We have every reason to be repulsed though, not bored, by Airea, which has, if you will excuse the pun, been through the mill. As Sirdar, the name it sold with its knitting yarn business in a management buy out in 2007, it frequently graced value screens, only to reappear even cheaper.
For the share price, the rot has never really stopped, but I’m wondering if, after years of rationalisation, mill closures, and asset sales, what’s left of the underlying business is viable.
According to the headline results the company has been profitable in its last two financial years and if that remains so, I don’t think the shares can get much cheaper. According to the bargain screen the shares cost just 0.6 times net working capital, a statistic I will confirm in another post soon.

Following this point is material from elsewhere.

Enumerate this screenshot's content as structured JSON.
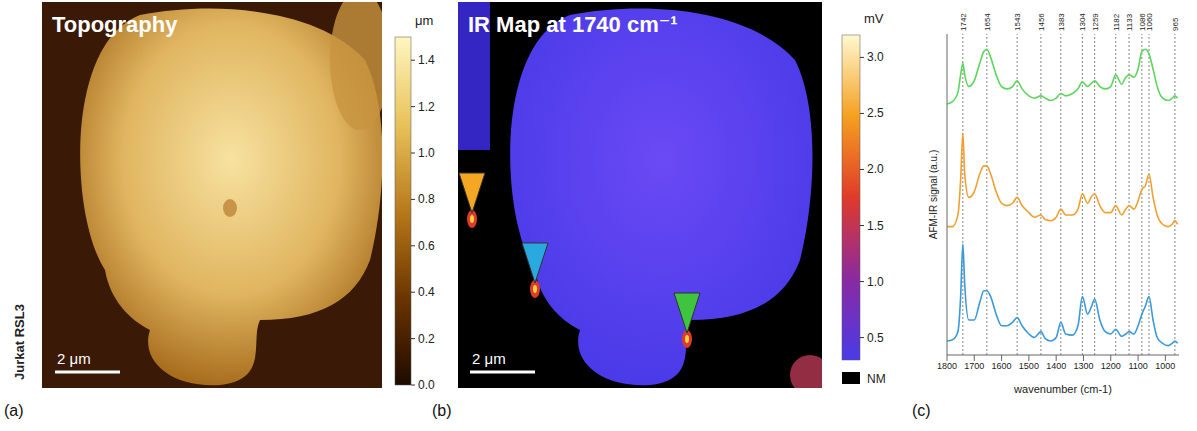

Airea manufactures tufted carpets and carpet tiles for the commercial market under the Burmatex brand and the residential market under the Ryalux brand. While investigating Victoria I got the impression tufted carpets are cheaper to manufacture than Wilton and Axbridge, and therefore more likely to make up the value end of carpet retailers’ ranges, but Airea claims some innovations of its own, like bespoke colour matching.
The 2011 annual report has yet to be published, but in September’s preliminary results chairman Martin Toogood talked of sustained suppressed demand, particularly for residential carpets, which has been the refrain for some years now.
Judging by the blurb in successive annual reports Burmatex, used in offices, shops, schools, and hospitals, seems to be keeping the company in profit. Despite rationalisation and investment in Ryalux, cost cutting and efficiency gains have not been enough to offset a huge decline in residential demand. Sales fell from £28m to £13m in round numbers (red bars) between 2008 and 2010.
Total sales fell another £2m to £29.0m in 2011 according the preliminary results. With contract sales in line with 2010, the contraction was limited to the residential market as the company continues to withdraw unprofitable products.
Still, this year the company seems to have halted falling sales in the contract market and slowed the falls in the residential market. The worrying line in the chairman’s statement, if, as we are led to believe, government cuts are just beginning, is this one:
Strong deliveries against major retail store refurbishment programmes and public sector new build projects compensated for weak demand in the general maintenance and refurbishment market.
If this year Airea was saved by government spending, what happens when there’s nobody left prepared to spend? It is, of course, a problem faced not just by Airea, but vast swathes of the economy.
That’s the gloomy bit. And it’s supposition, against which I can lay some rather more concrete facts.
Subject to checking the finances, Airea looks like a recovery situation. It’s been cutting costs, selling assets and revamping its product. It’s very cheap. It’s returned to profitability. And it has new management, who are committed to the business.
Chief executive Neil Rylance, who joined in 2008, has built up a 5.5% stake, and chairman Toogood (moved up from non-executive director in 2009) has a 4.5% stake, both buying significant quantities of shares in April and June this year. Finance Director Roger Salt has also bought a modest number of shares this year.